Poor Kris Kobach. It’s one thing to be maligned by people you hate and believe should self-deport, but it’s another thing to be called out by those who are supposed to be your friends.
Last week we wrote about how Kobach, the architect of state anti-immigrant laws like Arizona’s SB 1070 and Alabama’s HB 56, is determined to bring a similarly destructive law to Kansas. The Kansas Business Coalition for Immigration Reform—which includes groups like the Kansas Chamber, Kansas Livestock Association, Kansas Farm Bureau, and restaurant, construction, and agriculture groups—was alarmed at what Kobach’s legislation could mean for the economic climate in the state, and sponsored anti-tax crusader Grover Norquist to come to the state and give Kobach a dressing-down.
According to Tim Carpenter at the Topeka Capital-Journal, Norquist compared federal immigration policy to a 55-mile-per-hour speed limit, and anti-immigrant Republicans to people who want to punish everyone who’s ever broken the speed limit. “First,” he said sarcastically to the group of state legislators and business interests present, “we have to arrest them and fine everybody who has been illegally [speeding] in this country over the years. Then, and only then, will we have a conversation about changing the stupid speed limits.”
He said that immigration is a strength of the American economy, and that anti-immigrant laws like Arizona’s SB 1070 choke the business climate when it chases away immigrants:
We’re way ahead of other countries in the ability to have immigrants come to the United States and become Americans very rapidly and contribute to growth of our economy both in big cities and in rural areas. It’s one of the strengths that we have as a nation. If you have the right tax policy, but the wrong immigration policy, you can do great damage to a state’s economy or the national economy…

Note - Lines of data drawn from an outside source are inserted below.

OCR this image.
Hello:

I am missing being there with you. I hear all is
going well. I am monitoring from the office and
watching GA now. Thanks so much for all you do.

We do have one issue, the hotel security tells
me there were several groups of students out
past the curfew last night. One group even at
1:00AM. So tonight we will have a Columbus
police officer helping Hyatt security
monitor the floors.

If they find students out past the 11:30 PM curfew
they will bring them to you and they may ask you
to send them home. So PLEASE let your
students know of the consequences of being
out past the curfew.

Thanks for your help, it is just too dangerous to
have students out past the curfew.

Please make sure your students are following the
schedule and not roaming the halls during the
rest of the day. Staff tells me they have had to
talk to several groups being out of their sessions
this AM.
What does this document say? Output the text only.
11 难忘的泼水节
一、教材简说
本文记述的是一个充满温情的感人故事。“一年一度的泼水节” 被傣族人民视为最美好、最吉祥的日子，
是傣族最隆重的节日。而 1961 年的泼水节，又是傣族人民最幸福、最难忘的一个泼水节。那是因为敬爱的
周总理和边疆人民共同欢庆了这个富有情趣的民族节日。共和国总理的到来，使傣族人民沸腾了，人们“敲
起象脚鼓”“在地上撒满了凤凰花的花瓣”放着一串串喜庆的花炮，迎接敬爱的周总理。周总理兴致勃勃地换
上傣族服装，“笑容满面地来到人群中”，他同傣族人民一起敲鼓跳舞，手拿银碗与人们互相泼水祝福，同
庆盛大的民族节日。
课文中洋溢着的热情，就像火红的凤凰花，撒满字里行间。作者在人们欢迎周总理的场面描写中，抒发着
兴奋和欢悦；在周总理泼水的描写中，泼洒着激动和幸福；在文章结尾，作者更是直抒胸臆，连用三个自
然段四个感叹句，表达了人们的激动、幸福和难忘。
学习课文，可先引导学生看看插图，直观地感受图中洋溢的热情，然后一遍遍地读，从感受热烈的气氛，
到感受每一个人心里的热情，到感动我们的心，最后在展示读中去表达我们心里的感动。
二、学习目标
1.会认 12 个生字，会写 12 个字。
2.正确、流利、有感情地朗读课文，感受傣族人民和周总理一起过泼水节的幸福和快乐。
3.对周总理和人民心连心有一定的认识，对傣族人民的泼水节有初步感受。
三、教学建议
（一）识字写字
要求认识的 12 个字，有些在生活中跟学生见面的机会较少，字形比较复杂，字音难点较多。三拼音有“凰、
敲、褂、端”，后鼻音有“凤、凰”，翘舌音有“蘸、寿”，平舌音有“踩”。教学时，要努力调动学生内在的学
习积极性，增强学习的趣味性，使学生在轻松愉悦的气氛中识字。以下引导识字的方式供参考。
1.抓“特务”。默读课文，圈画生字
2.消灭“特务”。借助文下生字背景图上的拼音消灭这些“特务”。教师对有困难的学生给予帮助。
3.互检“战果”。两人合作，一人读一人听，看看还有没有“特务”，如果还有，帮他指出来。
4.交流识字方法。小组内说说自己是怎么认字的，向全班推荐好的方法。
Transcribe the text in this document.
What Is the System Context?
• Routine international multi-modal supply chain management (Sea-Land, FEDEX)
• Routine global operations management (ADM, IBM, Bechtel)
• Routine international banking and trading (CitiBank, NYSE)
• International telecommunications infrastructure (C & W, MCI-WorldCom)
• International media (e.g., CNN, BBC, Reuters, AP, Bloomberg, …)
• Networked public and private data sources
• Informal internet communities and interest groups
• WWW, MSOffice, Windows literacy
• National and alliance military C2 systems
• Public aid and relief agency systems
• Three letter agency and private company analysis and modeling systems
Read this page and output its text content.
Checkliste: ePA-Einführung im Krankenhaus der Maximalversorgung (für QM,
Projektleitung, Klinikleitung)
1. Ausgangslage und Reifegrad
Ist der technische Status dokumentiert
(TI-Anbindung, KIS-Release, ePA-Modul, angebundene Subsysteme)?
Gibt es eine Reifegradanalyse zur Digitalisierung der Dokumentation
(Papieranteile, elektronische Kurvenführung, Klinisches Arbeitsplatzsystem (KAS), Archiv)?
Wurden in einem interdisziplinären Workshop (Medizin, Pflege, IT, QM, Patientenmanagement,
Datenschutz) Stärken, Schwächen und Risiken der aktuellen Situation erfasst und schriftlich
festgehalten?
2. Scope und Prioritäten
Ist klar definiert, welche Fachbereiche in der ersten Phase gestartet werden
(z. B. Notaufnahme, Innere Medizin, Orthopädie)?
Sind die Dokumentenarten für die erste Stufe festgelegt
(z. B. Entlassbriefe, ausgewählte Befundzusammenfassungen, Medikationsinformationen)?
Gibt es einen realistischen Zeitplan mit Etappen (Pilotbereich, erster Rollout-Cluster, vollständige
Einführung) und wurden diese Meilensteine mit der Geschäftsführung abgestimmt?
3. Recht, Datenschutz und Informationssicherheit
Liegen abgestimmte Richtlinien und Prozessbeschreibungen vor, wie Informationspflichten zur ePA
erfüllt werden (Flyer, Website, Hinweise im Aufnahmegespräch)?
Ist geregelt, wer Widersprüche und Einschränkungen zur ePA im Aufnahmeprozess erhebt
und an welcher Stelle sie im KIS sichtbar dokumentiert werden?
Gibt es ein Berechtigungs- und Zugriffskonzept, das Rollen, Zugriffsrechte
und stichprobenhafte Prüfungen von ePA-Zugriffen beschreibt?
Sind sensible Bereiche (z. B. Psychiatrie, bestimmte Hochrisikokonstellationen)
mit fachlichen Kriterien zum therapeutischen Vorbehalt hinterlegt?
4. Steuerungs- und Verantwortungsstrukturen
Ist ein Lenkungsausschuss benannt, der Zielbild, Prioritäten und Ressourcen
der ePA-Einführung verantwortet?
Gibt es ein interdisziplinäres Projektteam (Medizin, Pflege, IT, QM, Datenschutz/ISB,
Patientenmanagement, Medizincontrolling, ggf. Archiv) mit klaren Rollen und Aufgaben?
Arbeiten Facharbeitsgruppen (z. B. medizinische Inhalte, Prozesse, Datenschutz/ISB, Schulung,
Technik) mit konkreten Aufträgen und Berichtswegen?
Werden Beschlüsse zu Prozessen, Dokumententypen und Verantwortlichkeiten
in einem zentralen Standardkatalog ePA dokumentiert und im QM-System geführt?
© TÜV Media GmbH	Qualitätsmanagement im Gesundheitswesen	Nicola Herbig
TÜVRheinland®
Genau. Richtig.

[Arizona] said we’re not for asking everybody for their papers like some World War II movie, we’re interested in only asking for papers of people who violated the law. So they passed a law making it illegal to stand on the side of the road looking for work. … [Proponents say] ‘We’re not criminalizing workers or immigrants or anything like that.’ Yes they were. That’s exactly what they were doing.
When asked specifically about Kobach, Norquist dismissed him as someone who unfortunately can get attention with outrageous positions:
Norquist said the topic of immigration had been exploited by talk-show blowhards and ambitious politicians eager to contort the issue for personal gain.
He included Kobach among the loud and prominent people who had a misguided perspective on immigration. The economics and politics of the issue eventually will silence this vocal minority, Norquist said.
“A bill passed in Arizona. It’s not being helpful to their economy,” he said. “Anti-immigrant rhetoric has sometimes been used as a signifier for ‘I am the conservative,’ and stripping that out and removing that false flag of approval from the political scene is what I think will make the anti-immigrant rhetoric collapse,” he said.
“At the end of the day, it’s sort of like listening to a pond and thinking there must be a million bullfrogs out there and when they drain it, there are just three of them,” he said. “They are just very loud.”
And he said that in addition to economic consequences, hardline anti-immigrant laws have a political consequence for Republicans, should they keep pursuing that tack. He told Republicans that it would be difficult for them to win more Latino votes and make the case for common views on abortion and faith while also declaring war on immigrants. He said such an attempt would be akin to Republicans saying, “’Now, while we talk, you won’t mind if Egor here goes upstairs and grabs your aunt and drags her down the stairs and throws her across the border.’ You can’t ask for somebody’s vote while either insulting or threatening them and their neighbors.”